Thursday , 25 July 2024

What Is the Gold-Silver Ratio? Why Should We Pay Attention to It?

What is the gold-silver ratio, and why does it matter? Well, it tells you how many ounces of silver it takes to buy one ounce of gold given the current spot price of both metals. In other words, it tells you the price of gold in ounces of silver…[and, as such,] we can look at historical trends and draw conclusions about the prices of both metals. For example, the current gold-silver ratio reveals that silver is significantly underpriced compared to gold in historical terms.

This version of  the original article by Mike Maharrey has been edited and abridged by the Managing Editor of to ensure clarity and brevity for a fast and easy read.

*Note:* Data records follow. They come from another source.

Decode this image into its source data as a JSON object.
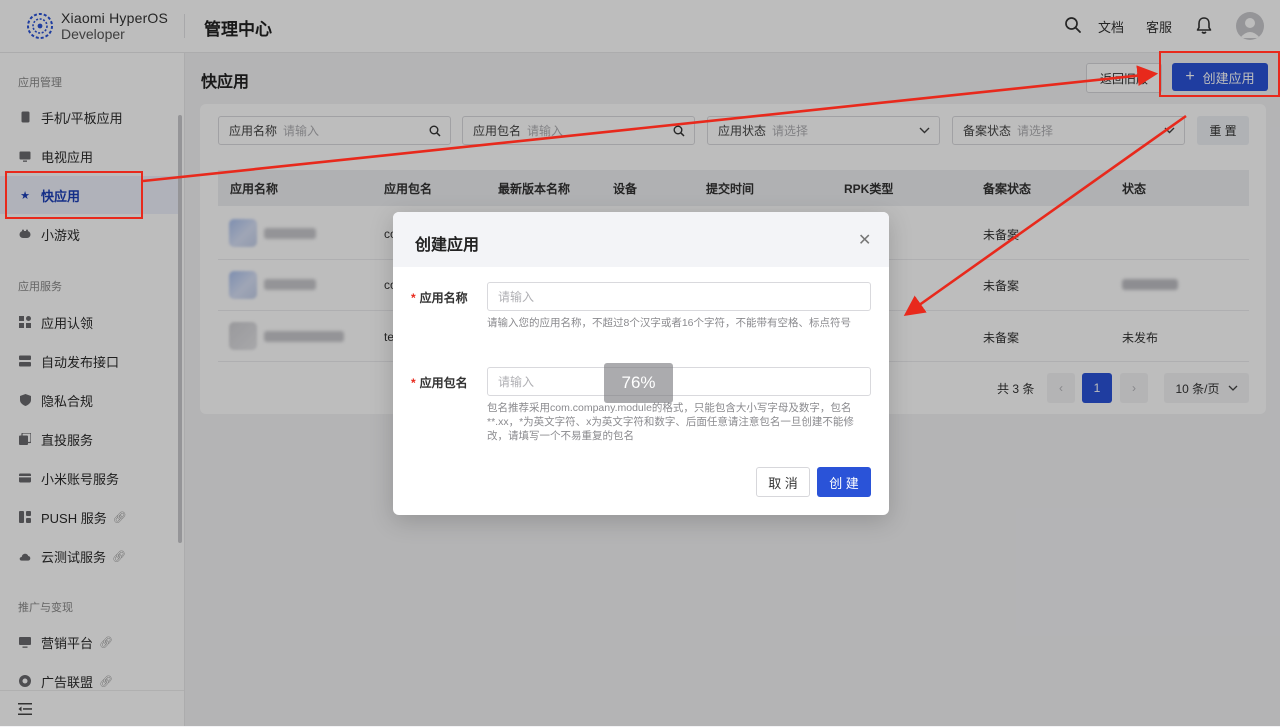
{
  "brand": {
    "line1": "Xiaomi HyperOS",
    "line2": "Developer"
  },
  "header": {
    "title": "管理中心",
    "docs": "文档",
    "support": "客服"
  },
  "sidebar": {
    "sections": [
      {
        "title": "应用管理"
      },
      {
        "title": "应用服务"
      },
      {
        "title": "推广与变现"
      }
    ],
    "items": [
      {
        "label": "手机/平板应用",
        "icon": "phone-icon"
      },
      {
        "label": "电视应用",
        "icon": "tv-icon"
      },
      {
        "label": "快应用",
        "icon": "star-icon",
        "active": true
      },
      {
        "label": "小游戏",
        "icon": "gamepad-icon"
      },
      {
        "label": "应用认领",
        "icon": "grid-icon"
      },
      {
        "label": "自动发布接口",
        "icon": "server-icon"
      },
      {
        "label": "隐私合规",
        "icon": "shield-icon"
      },
      {
        "label": "直投服务",
        "icon": "copy-icon"
      },
      {
        "label": "小米账号服务",
        "icon": "card-icon"
      },
      {
        "label": "PUSH 服务",
        "icon": "push-icon",
        "link": true
      },
      {
        "label": "云测试服务",
        "icon": "cloud-icon",
        "link": true
      },
      {
        "label": "营销平台",
        "icon": "monitor-icon",
        "link": true
      },
      {
        "label": "广告联盟",
        "icon": "ad-icon",
        "link": true
      }
    ]
  },
  "page": {
    "title": "快应用",
    "back_button": "返回旧版",
    "create_button": "创建应用",
    "filters": [
      {
        "label": "应用名称",
        "placeholder": "请输入"
      },
      {
        "label": "应用包名",
        "placeholder": "请输入"
      },
      {
        "label": "应用状态",
        "placeholder": "请选择"
      },
      {
        "label": "备案状态",
        "placeholder": "请选择"
      }
    ],
    "reset_button": "重 置",
    "table": {
      "columns": [
        "应用名称",
        "应用包名",
        "最新版本名称",
        "设备",
        "提交时间",
        "RPK类型",
        "备案状态",
        "状态"
      ],
      "rows": [
        {
          "package": "co",
          "filing": "未备案",
          "status": ""
        },
        {
          "package": "co",
          "filing": "未备案",
          "status": ""
        },
        {
          "package": "te",
          "filing": "未备案",
          "status": "未发布"
        }
      ]
    },
    "pagination": {
      "total": "共 3 条",
      "current": "1",
      "page_size": "10 条/页"
    }
  },
  "modal": {
    "title": "创建应用",
    "name_label": "应用名称",
    "name_placeholder": "请输入",
    "name_hint": "请输入您的应用名称，不超过8个汉字或者16个字符，不能带有空格、标点符号",
    "package_label": "应用包名",
    "package_placeholder": "请输入",
    "package_hint": "包名推荐采用com.company.module的格式，只能包含大小写字母及数字，包名**.xx，*为英文字符、x为英文字符和数字、后面任意请注意包名一旦创建不能修改，请填写一个不易重复的包名",
    "cancel_button": "取 消",
    "ok_button": "创 建",
    "zoom": "76%"
  },
  "colors": {
    "primary": "#2a53d8",
    "annotation": "#e8291c"
  }
}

The Gold-Silver Ratio from a Historical Perspective

  • Geologists in the mining industry estimate there are somewhere between 19 and 20 ounces of silver in the earth for every ounce of gold. This provides a natural starting point for a gold-silver ratio of 20-1.
  • From a mining perspective, annual silver production averages around 800 million ounces per year, and gold production a little over 100 million ounces. (These are rounded numbers.) That would give a gold-silver ratio of around 8-1.
  • Governments have set gold-silver ratios to control the value of their coinage for centuries. The earliest recorded imposed gold-silver ratio was by King Menes of Ancient Egypt when he set the ratio at 2.5-1.
  • Rome set a gold-silver ratio of 8-1 in the early years of the empire in 210 BCE. As gold and silver flowed into Rome through its conquests, the ratio fluctuated, rising as high as 12-1. Julius Caesar established a gold-silver ratio of 11.5-1 and Augustus bumped it up to 11.75-1.
  • Around the ancient world, the gold-silver ratio ranged between 6-1 and 12-1 with Asian and Middle Eastern empires valuing silver slightly more, thus setting slightly narrower ratios.
  • The U.S. Congress fixed a gold-silver ratio of 15-1 in its 1792 coinage act. This compared to a 15.5-1 ratio set by France in 1803.
  • A bi-metallic monetary system proved to be unwieldy and European countries began to demonetize silver in the mid-19th century. The U.S. followed the lead of England, Portugal, Germany, and other nations and established a gold standard in the Coinage Act of 1873. The demonetization left the gold-silver ratio to float freely. By World War II, the gold-silver ratio had spread to as much as 40-1. In the modern era, the gold-silver ratio has averaged between 40-1 and 60-1.
  • Since the U.S. completely abandoned the gold standard in 1972, there appears to be some correlation between the gold-silver ratio and central bank money creation. The spread tends to drop when the Fed turns up the printing press and spreads when the central bank attempts to tighten monetary policy. We saw this happen with the gold-silver ratio contracting during the pandemic and widening over the last two years as the Fed has tried to battle price inflation.
  • We have also seen that when the gold-silver ratio gets far above the high end of that historical average, it tends to return to the mean with a vengeance. For instance, in 2020, the gold-silver ratio set a record of 123-1 as COVID hysteria gripped the world and then plunged to around 60-1 as central banks around the world cranked up the money creation machine to cope with governments shutting down economies… In another example of this snap-back, the gold-silver ratio fell to 30-1 in 2011 after rising to over 80-1 during the money creation of the Great Recession in the wake of the 2008 financial crisis.

From a historical perspective, when you see gold-silver ratios well above that historical average, it tells you that silver is underpriced compared to gold and there is a strong possibility that silver will go on a bull run to close that gap. Historically, this has often happened in the midst of a gold bull rally, with silver outperforming gold. (Of course, past performance does not guarantee future results.)


Many other factors go into the price of gold and silver, including:

  • central bank monetary policy,
  • government fiscal policy,
  • supply and demand dynamics,
  • geo-political happenings,
  • and technical factors.

However, the gold-silver ratio is a revealing bit of data that can help savvy investors project the price movement of silver.